Weaker rand, tax hikes and more corruption
The government’s “persistent inability” to cut spending and address chronic waste in procurement signals the other risks.
Although short- and medium-term fluctuations in the exchange rate are hard to predict, fiscal stress portends a less resilient and more volatile currency, which harms business and investment conditions, Lamberti said.
“Fiscal risks are also a direct threat to the stability of the local banking system, not only because government is a major employer and spender in the economic system, but more directly because government bonds are a major asset holding of banks.
“A bond market crisis, as occurred during the 2020 lockdown, leads to a banking crisis and commercial credit crunch.”
On policy risks, the director said that diminishing tax receipts and public resources lead to governments seeking desperately to escalate policies that would extract resources from productive sectors of society.
“This can include tax hikes, printing money, and regulatory devices to extract levies, fees, fines, patronage and control for government officials, including asset grabs like special wealth taxes and land expropriation,” he said.
Finance minister Enoch Godongwana has already alluded to possible tax hikes coming to help South Africa pull out of its financial crisis.

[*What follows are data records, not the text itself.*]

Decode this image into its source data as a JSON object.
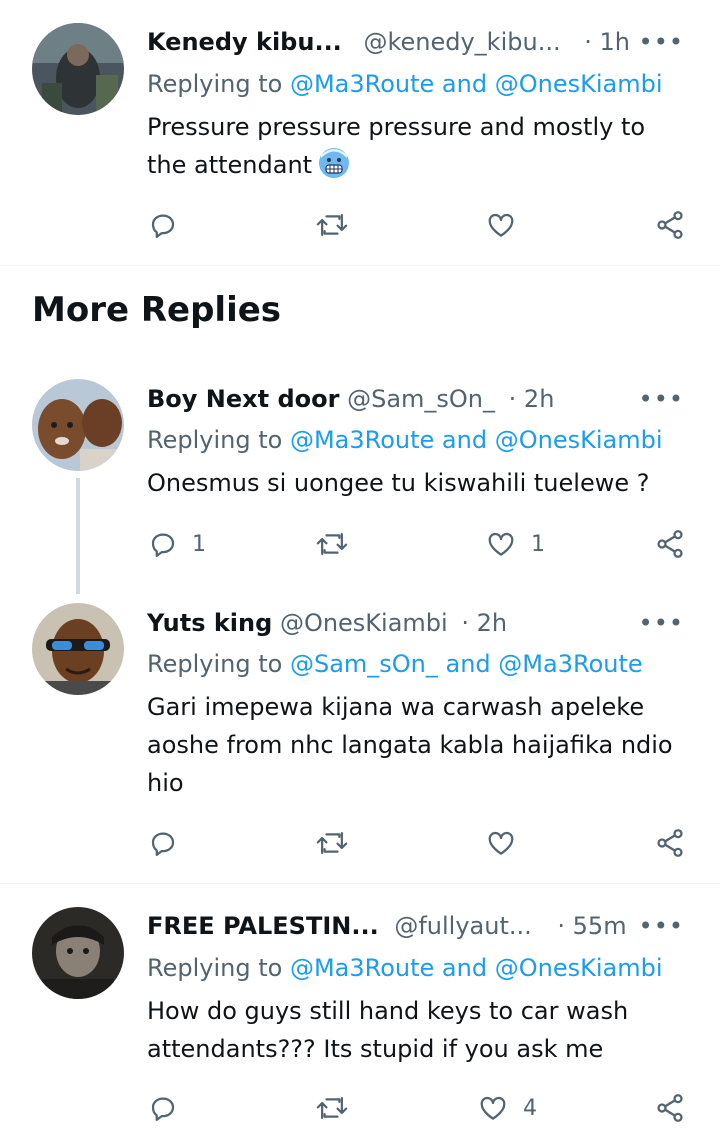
{
  "section_title": "More Replies",
  "tweets": [
    {
      "name": "Kenedy kibu...",
      "handle": "@kenedy_kibu...",
      "time": "· 1h",
      "reply_prefix": "Replying to",
      "reply_to": "@Ma3Route and @OnesKiambi",
      "body_lines": [
        "Pressure pressure pressure and mostly to",
        "the attendant"
      ],
      "emoji": "cold-face-emoji",
      "replies": "",
      "likes": ""
    },
    {
      "name": "Boy Next door",
      "handle": "@Sam_sOn_",
      "time": "· 2h",
      "reply_prefix": "Replying to",
      "reply_to": "@Ma3Route and @OnesKiambi",
      "body_lines": [
        "Onesmus si uongee tu kiswahili tuelewe ?"
      ],
      "replies": "1",
      "likes": "1"
    },
    {
      "name": "Yuts king",
      "handle": "@OnesKiambi",
      "time": "· 2h",
      "reply_prefix": "Replying to",
      "reply_to": "@Sam_sOn_ and @Ma3Route",
      "body_lines": [
        "Gari imepewa kijana wa carwash apeleke",
        "aoshe from nhc langata kabla haijafika ndio",
        "hio"
      ],
      "replies": "",
      "likes": ""
    },
    {
      "name": "FREE PALESTIN...",
      "handle": "@fullyaut...",
      "time": "· 55m",
      "reply_prefix": "Replying to",
      "reply_to": "@Ma3Route and @OnesKiambi",
      "body_lines": [
        "How do guys still hand keys to car wash",
        "attendants??? Its stupid if you ask me"
      ],
      "replies": "",
      "likes": "4"
    }
  ],
  "more_label": "•••",
  "colors": {
    "link": "#1d9bf0",
    "secondary": "#536471",
    "text": "#0f1419"
  }
}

“We should expect enhanced efforts by the government to escalate BEE, raise taxes and close loopholes, tighten rather than loosen exchange and capital controls, add regulations to scoop fees and levies, and escalate corruption,” Lamberti said.
He added that there is also an “ominous risk”, although not presently urgent, that the government will seek to use the South African Reserve Bank to print money to finance state activities.
“Rather than needing to extract more precious resources from the private sector, the government needs to deal with the rising fiscal pressure by cutting spending in the order of 20-30%,” he said.